Rabu, 21 Januari 2015

Dampak Menyedihkan Dari Kenaikan BBM

  Setelah harga bbm naik, yang paling menyedihkan adalah, sekarang harga beng-beng satu pack pun ikut naik. Aku turut berduka cita akan bencana ini. Walau sekarang diturunkan. Kupikir harga beng-beng sepack tidaklah turun. Apa daya bagi mahasiswa ini, jika harga beng-beng begitu melejit.

Sabtu, 17 Januari 2015

Keinginan Kecil

  Salah satu keinginan kecilku sejak kecil adalah melayang di udara, melihat seluruh hal layak dari ketinggian yang tak sewajarnya, melihat ujung-ujung gunung dengan keindahannya, melihat kedalaman lautan yang semestinya menganggumkan.

  Mungkin sedikit terwujud dengan menaiki pesawat, itu salah satu keinginan kecilku.

Rabu, 14 Januari 2015

Lama-lama Bokek

  Belakangan ini bulak-balik Bandung-Jakarta dan sebaliknya memaksa ku menggunakan transportasi umum. Dan pantas saja banyak orang memilih menggunakan kendaraan pribadi dibanding transportasi umum. Karena apa? Hem, ada beberapa alasan pribadi sih.

  Bagi mahasiswa sepertiku yang uangnya tipis bingit dan hanyalah pemberian dari orang tua, saat menggunakan transportasi umum rasanya begitu menyengat dibandingkan menaiki kendaraan pribadi seperti motor.

  Ya, mungkin semua ini dampak dari kenaikan bbm tempo hari, padahal bbm sudah turun walau tak seperti harga semula--dari harga sebelum dinaikkan--tapi harga tarif angkutan umum tidaklah turun rupanya. Aku tahu tidak turun ketika seorang ibu-ibu menanyakan biaya tarif yang mahal padahal bensin sudah turun dan sang kondektur hanya menjawab. "Iya Bu, habis dari si boss nya gak turun setorannya."

  Saat situasi seperti itu tidak ada yang bisa disalahkan. Karena semua pengin untung, bukan? Tapi, sekali lagi, untuk mahasiswa seperti aku rasanya cukup sakit di dompet. Bayangkan hanya naik angkutan tak begitu jauh hanya beberapa kilometer paling harus mengeluarkan lima ribu.

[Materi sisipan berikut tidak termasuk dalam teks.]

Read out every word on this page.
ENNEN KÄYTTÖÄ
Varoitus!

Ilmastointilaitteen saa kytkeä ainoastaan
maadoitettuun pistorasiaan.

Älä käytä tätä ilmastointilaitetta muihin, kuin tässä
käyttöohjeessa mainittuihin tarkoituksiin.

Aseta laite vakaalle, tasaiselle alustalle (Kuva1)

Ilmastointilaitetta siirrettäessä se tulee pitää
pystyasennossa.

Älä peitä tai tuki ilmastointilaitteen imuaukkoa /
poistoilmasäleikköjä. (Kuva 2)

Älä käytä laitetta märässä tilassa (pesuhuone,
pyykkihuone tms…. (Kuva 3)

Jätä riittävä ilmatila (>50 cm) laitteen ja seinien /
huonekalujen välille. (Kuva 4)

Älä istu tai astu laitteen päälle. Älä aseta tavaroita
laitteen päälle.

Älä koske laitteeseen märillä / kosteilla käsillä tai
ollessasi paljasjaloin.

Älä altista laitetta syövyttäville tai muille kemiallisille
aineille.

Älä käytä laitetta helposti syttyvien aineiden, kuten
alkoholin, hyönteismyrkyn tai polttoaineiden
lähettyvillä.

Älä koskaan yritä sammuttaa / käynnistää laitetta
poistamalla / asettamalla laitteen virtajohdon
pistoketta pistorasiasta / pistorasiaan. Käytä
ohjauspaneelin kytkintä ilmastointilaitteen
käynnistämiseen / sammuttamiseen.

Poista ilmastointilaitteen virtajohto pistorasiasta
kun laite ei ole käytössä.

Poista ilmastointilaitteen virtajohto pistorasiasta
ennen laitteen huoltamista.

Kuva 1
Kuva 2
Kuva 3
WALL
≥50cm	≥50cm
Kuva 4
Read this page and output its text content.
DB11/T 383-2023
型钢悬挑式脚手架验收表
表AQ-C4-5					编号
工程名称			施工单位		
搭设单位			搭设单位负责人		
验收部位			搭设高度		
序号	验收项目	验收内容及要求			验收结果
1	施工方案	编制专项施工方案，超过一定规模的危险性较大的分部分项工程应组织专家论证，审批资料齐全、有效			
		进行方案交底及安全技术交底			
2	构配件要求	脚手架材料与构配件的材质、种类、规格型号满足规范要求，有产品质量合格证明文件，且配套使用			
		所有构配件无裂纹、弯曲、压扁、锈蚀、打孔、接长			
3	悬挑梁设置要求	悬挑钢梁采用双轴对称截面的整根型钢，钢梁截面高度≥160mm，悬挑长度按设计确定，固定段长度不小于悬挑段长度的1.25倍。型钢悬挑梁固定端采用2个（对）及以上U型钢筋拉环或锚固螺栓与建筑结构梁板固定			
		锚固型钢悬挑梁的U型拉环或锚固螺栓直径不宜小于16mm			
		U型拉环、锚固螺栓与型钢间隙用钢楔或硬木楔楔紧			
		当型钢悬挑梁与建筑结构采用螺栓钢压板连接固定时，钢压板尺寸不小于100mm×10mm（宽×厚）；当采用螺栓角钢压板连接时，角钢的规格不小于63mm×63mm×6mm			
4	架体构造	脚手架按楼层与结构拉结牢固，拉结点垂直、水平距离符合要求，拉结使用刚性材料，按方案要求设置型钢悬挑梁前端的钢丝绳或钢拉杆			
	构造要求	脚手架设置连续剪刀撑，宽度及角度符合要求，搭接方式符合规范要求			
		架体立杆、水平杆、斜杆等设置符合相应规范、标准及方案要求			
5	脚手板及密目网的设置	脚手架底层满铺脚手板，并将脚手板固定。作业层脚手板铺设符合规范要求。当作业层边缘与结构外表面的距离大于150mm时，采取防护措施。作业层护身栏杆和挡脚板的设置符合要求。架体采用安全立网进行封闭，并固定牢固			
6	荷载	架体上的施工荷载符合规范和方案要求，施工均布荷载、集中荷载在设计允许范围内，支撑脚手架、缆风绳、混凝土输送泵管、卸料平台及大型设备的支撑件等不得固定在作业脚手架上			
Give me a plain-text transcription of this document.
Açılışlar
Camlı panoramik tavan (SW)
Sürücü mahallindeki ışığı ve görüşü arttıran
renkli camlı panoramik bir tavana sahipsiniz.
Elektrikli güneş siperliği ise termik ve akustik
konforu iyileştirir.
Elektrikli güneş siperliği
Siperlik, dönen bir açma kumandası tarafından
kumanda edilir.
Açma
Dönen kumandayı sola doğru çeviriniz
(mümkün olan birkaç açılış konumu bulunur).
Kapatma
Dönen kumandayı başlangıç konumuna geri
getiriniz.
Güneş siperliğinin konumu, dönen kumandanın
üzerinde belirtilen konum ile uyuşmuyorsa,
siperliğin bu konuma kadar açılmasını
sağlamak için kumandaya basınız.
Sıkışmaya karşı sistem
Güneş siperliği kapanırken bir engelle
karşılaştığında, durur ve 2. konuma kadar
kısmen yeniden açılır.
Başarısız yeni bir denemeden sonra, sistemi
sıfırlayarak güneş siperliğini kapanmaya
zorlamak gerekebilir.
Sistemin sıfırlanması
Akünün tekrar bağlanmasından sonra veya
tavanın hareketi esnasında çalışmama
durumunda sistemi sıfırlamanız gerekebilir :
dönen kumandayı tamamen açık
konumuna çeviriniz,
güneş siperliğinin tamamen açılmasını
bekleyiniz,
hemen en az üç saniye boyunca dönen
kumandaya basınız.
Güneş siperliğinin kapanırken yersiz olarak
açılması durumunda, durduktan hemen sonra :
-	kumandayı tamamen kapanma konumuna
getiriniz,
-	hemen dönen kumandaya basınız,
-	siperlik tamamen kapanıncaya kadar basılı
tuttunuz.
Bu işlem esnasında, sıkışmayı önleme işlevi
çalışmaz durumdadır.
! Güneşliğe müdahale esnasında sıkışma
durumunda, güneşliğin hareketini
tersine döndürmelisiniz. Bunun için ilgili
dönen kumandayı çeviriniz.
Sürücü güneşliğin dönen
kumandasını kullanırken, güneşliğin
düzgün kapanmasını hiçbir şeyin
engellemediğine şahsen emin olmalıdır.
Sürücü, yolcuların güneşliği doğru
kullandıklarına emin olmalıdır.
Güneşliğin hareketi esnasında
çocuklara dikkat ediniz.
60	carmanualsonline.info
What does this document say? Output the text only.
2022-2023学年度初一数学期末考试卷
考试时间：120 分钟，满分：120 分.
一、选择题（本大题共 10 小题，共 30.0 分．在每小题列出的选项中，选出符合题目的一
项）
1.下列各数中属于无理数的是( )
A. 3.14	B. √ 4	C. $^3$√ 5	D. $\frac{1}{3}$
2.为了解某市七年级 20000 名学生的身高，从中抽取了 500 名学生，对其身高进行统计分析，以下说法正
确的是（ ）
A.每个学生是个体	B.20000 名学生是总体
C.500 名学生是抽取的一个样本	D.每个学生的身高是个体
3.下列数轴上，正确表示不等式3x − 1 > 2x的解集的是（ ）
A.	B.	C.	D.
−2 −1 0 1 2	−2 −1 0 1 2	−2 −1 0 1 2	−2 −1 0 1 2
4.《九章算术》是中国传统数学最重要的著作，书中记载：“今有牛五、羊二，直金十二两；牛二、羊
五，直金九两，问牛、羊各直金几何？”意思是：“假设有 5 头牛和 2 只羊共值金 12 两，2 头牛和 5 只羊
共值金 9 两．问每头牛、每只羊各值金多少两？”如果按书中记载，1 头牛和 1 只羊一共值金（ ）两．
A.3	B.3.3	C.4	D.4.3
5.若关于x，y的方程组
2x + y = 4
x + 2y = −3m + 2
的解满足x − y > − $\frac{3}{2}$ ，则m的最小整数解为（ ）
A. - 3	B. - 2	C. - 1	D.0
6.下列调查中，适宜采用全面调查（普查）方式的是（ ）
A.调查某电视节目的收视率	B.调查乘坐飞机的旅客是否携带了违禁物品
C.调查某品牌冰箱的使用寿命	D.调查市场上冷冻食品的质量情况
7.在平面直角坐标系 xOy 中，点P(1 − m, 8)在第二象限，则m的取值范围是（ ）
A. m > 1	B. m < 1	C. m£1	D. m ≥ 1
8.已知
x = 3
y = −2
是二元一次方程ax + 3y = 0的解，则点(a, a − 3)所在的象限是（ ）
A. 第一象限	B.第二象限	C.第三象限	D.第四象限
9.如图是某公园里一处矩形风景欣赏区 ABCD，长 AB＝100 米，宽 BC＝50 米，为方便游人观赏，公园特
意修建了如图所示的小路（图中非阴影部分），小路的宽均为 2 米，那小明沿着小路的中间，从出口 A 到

  Entah itu mahal atau tidak, tapi melihat uang jajan yang diberikan rasanya itu bisa bikin tiap hari makan nasi sama uapnya saja. Sekarang apa-apa jadi mahal, sementara uang jajan ya segitu-segitu saja. Entah ini pribadinya yang emang dapetnya sedikit atau memang harga sudah mulai menyelekit?

 Sekali lagi entahlah, tapi sungguh tidak terbayang beberapa tahun lalu naik angkutan umum cuman dua ribu dan sekarang limu ribu untuk beberapa kilometer. Pantas saja orang lebih memilih naik motor yang jika dihitung-hitung satu liter seharga tujuh ribu enam ratus bisa mencapai lebih jauh dan sesuka hati daripada angkutan umum.

  Ya, semua ada plus minusnya memang, tapi kalau pergi-pergian gini terus. Bokek juga abang, dek...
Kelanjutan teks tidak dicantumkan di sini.